COMNENUS, the name of a Byzantine family which from 1081 to 1185 occupied the throne of Constantinople. It claimed a Roman origin, but its earliest representatives appear as landed proprietors in the district of Castamon (mod. Kastamuni) in Paphlagonia. Its first member known in Byzantine history is Manuel Eroticus Comnenus, an able general who rendered great services to Basil II. (976–1025) in the East. At his death he left his two sons Isaac and John in the care of Basil, who gave them a careful education and advanced them to high official positions. The increasing unpopularity of the Macedonian dynasty culminated in a revolt of the nobles and the soldiery of Asia against its feeble representative Michael VI. Stratioticus, who abdicated after a brief resistance. Isaac was declared emperor, and crowned in St Sophia on the 2nd of September 1057. For the rulers of this dynasty see Roman Empire, Later, and separate articles.

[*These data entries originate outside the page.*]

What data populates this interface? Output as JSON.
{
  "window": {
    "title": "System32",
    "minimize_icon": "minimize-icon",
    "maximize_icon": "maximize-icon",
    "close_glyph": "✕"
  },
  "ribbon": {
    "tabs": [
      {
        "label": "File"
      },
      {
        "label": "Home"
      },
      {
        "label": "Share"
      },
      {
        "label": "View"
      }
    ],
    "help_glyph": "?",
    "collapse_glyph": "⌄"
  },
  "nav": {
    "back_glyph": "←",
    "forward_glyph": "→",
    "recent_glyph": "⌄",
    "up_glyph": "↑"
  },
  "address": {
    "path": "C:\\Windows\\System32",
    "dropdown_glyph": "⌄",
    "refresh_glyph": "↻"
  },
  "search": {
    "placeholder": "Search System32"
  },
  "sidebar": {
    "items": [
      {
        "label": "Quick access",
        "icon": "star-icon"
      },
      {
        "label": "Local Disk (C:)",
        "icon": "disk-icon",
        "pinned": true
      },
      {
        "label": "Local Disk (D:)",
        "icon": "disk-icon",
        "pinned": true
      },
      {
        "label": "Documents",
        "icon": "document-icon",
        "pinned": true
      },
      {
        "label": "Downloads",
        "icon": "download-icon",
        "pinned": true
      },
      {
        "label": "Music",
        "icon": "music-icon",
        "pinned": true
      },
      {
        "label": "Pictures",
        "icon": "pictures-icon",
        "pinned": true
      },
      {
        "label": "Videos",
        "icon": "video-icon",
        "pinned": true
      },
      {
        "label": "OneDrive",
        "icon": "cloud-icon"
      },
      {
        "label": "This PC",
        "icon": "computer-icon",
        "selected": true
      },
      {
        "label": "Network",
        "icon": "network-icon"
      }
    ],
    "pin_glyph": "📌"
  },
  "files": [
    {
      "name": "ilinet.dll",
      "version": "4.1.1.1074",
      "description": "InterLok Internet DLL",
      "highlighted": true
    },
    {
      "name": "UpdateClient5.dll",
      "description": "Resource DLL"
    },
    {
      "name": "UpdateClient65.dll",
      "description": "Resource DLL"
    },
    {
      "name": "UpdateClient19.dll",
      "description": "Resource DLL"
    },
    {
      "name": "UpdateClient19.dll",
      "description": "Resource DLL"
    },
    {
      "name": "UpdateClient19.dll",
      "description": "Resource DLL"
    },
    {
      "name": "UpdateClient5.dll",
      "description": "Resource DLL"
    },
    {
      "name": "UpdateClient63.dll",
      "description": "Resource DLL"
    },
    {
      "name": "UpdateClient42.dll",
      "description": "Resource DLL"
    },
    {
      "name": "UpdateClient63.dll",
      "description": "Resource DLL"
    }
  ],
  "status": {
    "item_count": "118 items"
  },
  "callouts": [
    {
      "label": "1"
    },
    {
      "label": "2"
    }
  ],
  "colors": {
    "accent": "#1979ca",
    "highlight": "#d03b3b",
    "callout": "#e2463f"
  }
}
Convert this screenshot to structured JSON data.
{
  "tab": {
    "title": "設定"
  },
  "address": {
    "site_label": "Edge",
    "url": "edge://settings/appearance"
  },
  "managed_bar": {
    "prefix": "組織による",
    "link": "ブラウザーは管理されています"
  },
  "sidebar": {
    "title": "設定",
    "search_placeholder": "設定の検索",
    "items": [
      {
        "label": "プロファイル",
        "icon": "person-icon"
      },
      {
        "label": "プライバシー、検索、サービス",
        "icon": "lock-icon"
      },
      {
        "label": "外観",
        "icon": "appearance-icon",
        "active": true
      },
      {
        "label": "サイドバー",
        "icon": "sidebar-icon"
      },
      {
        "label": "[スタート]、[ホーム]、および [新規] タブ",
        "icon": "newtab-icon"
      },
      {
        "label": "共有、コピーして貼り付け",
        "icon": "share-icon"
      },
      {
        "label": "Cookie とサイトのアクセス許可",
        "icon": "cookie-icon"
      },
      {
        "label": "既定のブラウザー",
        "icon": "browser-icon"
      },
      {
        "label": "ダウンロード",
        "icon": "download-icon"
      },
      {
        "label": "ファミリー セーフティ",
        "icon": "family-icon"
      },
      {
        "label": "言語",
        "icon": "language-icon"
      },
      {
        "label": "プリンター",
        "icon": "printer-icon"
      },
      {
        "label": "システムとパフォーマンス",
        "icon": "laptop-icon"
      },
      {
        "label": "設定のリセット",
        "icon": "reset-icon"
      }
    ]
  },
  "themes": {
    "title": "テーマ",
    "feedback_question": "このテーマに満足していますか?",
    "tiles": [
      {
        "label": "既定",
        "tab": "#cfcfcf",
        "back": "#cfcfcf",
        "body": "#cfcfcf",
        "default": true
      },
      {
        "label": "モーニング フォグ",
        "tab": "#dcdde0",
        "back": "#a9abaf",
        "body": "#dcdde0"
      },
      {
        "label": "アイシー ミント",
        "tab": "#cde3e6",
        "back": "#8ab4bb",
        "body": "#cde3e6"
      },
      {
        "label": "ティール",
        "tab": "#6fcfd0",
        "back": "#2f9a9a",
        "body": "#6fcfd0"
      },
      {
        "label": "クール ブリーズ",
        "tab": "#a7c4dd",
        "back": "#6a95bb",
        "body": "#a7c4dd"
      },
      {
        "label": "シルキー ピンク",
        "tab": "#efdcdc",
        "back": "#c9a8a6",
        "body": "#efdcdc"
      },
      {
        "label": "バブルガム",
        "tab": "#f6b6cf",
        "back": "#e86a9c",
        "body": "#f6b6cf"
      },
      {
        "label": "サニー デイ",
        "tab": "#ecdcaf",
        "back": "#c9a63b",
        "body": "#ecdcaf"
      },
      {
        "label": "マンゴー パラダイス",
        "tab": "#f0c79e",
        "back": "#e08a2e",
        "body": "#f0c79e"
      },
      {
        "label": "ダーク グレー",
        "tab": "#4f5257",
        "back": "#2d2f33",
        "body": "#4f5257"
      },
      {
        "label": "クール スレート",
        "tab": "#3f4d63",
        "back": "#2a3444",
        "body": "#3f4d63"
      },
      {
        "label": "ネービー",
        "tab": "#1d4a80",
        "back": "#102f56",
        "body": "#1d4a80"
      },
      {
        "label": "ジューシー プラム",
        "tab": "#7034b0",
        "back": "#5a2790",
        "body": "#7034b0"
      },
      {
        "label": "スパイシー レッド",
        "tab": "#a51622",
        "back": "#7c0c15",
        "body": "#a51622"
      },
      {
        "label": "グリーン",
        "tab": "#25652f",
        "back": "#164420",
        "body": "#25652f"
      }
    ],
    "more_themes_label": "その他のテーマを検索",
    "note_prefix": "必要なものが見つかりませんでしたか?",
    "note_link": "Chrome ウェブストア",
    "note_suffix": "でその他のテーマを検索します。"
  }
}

With Andronicus I. (1183–1185) the rule of the Comneni proper at Constantinople came to an end. A younger line of the original house, after the establishment of the Latins at Constantinople in 1204, secured possession of a fragment of the empire in Asia Minor, and founded the empire of Trebizond (q.v.), which lasted till 1461, when David Comnenus, the last emperor, was deposed by Mahommed II.

For a general account of the family and its alleged survivors see article “Komnenen,” by G. F. Hertzberg, in Ersch and Gruber’s Allgemeine Encyklopädie, and an anonymous monograph, Précis historique de la maison impériale des Comnènes (Amsterdam, 1784); and, for the history of the period, the works referred to under Roman Empire, Later.